U.S. Says New York State Can’t Sue Over Fracking Regulations

The U.S. said a New York State lawsuit seeking fuller review of the effects of hydraulic fracturing on the state’s water supply should be dismissed because the multistate commission responsible for the watershed isn’t a U.S. agency.

The Delaware River Basin Commission, created in 1961 by New York and three other states and the federal government, is responsible for rules governing the natural gas-extraction process known as fracking. New York sued federal agencies in May 2011 to force a fuller assessment of the environmental impact that gas development could have its water supply.

Assistant U.S. Attorney Sandra Levy yesterday argued in federal court in Brooklyn, New York, that the Environmental Protection Agency and other federal parties sued by the state don’t have control over how the commission regulates fracking.

“The federal defendants didn’t cause the rules to be proposed and can’t stop them from being issued,” Levy said. She also told U.S. District Judge Nicholas G. Garaufis that the DRBC doesn’t have to comply with U.S. laws that require a fuller environmental review because it isn’t a federal agency.

New York, arguing that the DRBC is a federal agency, maintains that it does have a right to sue. The state seeks a ruling in its favor without a full trial.

The commission says it lacks funds for a full environmental review even if it was obliged to conduct one. The DRBC is a compact formed between Delaware, New Jersey, New York and Pennsylvania and tasked with protecting the water quality in the Delaware Basin.

The case is New York v. U.S. Army Corps of Engineers, 11-cv-2599, U.S. District Court, Eastern District of New York (Brooklyn).

For more, click here.

Moody’s Settles Lawsuits Over Structured-Finance Ratings

Moody’s Corp. said it reached a settlement with stockholders in lawsuits filed over structured-finance ratings.

Moody’s agreed to implement new governance procedures to settle with the Louisiana Municipal Police Employees Retirement System and other investors, according to a filing by the New York-based company yesterday with the U.S. Securities and Exchange Commission. The ratings company didn’t admit wrongdoing.

The Louisiana pension plan sued Moody’s Chief Executive Officer Raymond McDaniel and other officers in federal court in Manhattan in 2008, saying they ruined the company’s reputation by overstating grades for risky mortgage bonds. Moody’s, along with competitor Standard & Poor’s, were blamed for helping inflate the housing bubble by both the Financial Crisis Inquiry Commission and a Senate report last year.

None of the Moody’s executives agreed to pay investors any money in the settlement, according to the filing. Lawyers for the investors asked the court to approve $4.95 million in fees and expenses.

The case is Louisiana Municipal Police Employees Retirement System v. McDaniel, 08-09323, U.S. District Court, Southern District of New York (Manhattan).

Speeches, Interviews and Testimony

Turner Says BOE Governor Doesn’t Have to Be ‘God-Like’ Figure

Financial Services Authority Chairman Adair Turner, a potential candidate to run the Bank of England, said the institution doesn’t need a “God-like” governor as long as its policy committees function properly.

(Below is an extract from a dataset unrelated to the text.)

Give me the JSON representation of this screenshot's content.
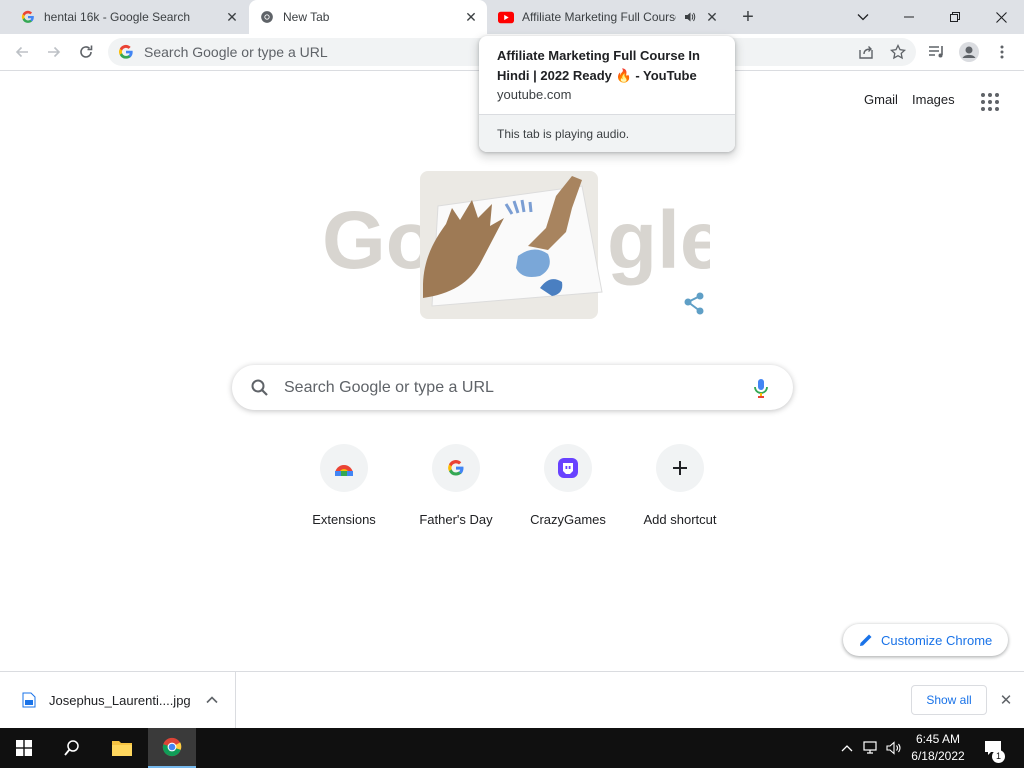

“I think we ought to see a lot of the decisions that will need to be made as coming out of those committees, and subject to the process of challenging within them, rather than depending on some sort of God-like, wise leader, whoever you might think that leader might be,” Turner said in an interview on Bloomberg Television in London yesterday.

Turner, who is one of the favorites to succeed Mervyn King as governor of the central bank, declined to say who would be the right person for the role. He said that keeping a check on the bank’s chief will be necessary given the expanded powers over financial regulation that King’s successor will wield.

For more, click here.

Cordray Testifies at Hearing About Access to Credit

U.S. Consumer Financial Protection Bureau Director Richard Cordray testified yesterday before a House Oversight and Government Reform subcommittee about access to credit and the role of the CFPB. He also said that the agency he heads was working on rules for each step of the mortgage process.